Ultimately, a treaty is as strong as the country least willing to respect it, and that’s if they sign up to it in the first place.

Take, for instance, another space pact: the 1979 Moon Treaty. That treaty holds that the moon and its natural resources are the common heritage of humanity. It forbids the use of these resources except through an international regulatory body, and it suggests that developing nations should be given a share of the resources found. Several countries without space programs signed up to it because they worried that in the long run they could get exploited by more powerful nations with access to space resources.

But the three largest space powers, the U.S., China and Russia, have refused to sign the Moon Treaty, viewing it as far too restrictive. The U.S. in particular does not view space as a national park that must be left untouched, but rather like the Wild West with much to offer in the ways of riches for those willing to risk the journey.

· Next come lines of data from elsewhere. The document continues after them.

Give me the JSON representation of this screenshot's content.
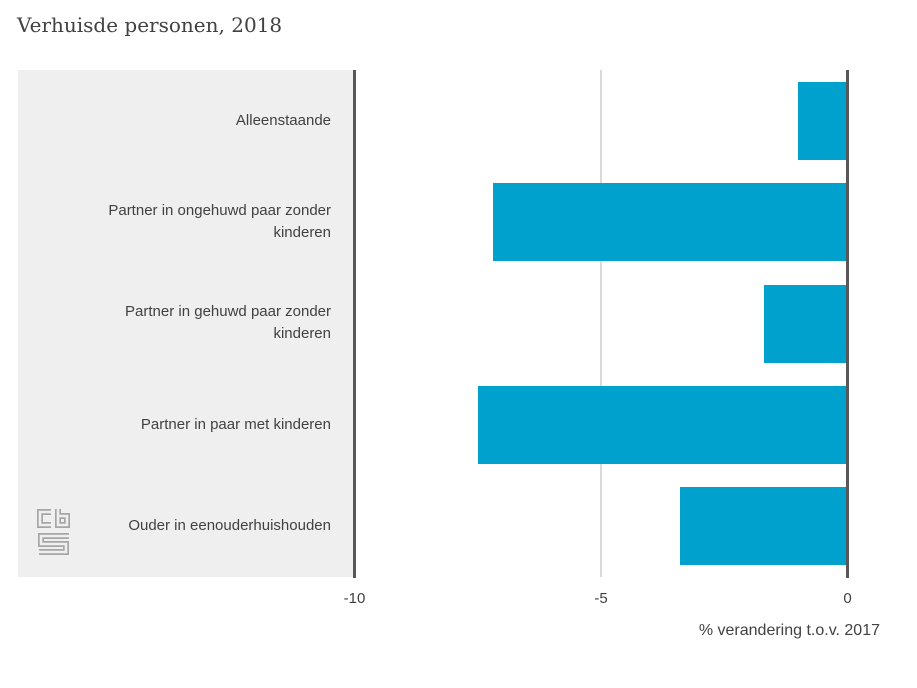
{
  "title": "Verhuisde personen, 2018",
  "chart_data": {
    "type": "bar",
    "orientation": "horizontal",
    "title": "Verhuisde personen, 2018",
    "categories": [
      "Alleenstaande",
      "Partner in ongehuwd paar zonder kinderen",
      "Partner in gehuwd paar zonder kinderen",
      "Partner in paar met kinderen",
      "Ouder in eenouderhuishouden"
    ],
    "values": [
      -1.0,
      -7.2,
      -1.7,
      -7.5,
      -3.4
    ],
    "xlabel": "% verandering t.o.v. 2017",
    "ylabel": "",
    "xlim": [
      -10,
      0
    ],
    "xticks": [
      -10,
      -5,
      0
    ],
    "xtick_labels": [
      "-10",
      "-5",
      "0"
    ],
    "grid": "vertical-gridline-at--5",
    "legend": "none",
    "bar_color": "#00a1cd"
  },
  "axis": {
    "tick_labels": [
      "-10",
      "-5",
      "0"
    ],
    "title": "% verandering t.o.v. 2017"
  },
  "branding": {
    "logo": "cbs-logo"
  },
  "colors": {
    "bar": "#00a1cd",
    "panel_background": "#efefef",
    "axis_line": "#58585a",
    "gridline": "#d9d9d9",
    "text": "#414141",
    "logo": "#a6a6a6"
  }
}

Dennis Hope, in his own way, is one such pioneer. But Hope has grown concerned about keeping control of his celestial real estate; along with a “Galactic Government” that he helped establish, Hope plans to notify nations and companies that if they want to use the space property he claimed nearly four decades ago, they’ll have to pay a licensing fee and share some of the riches they may find. The fee, Hope estimates, will run around $ 100,000 for property on the moon.

“We knew it would come at some point, once the private sector got involved in space travel,” Hope, now 71, told POLITICO. “It’s always a battle trying to maintain and keep ownership of what you think you have.”

Nahal Toosi is a foreign affairs correspondent for POLITICO.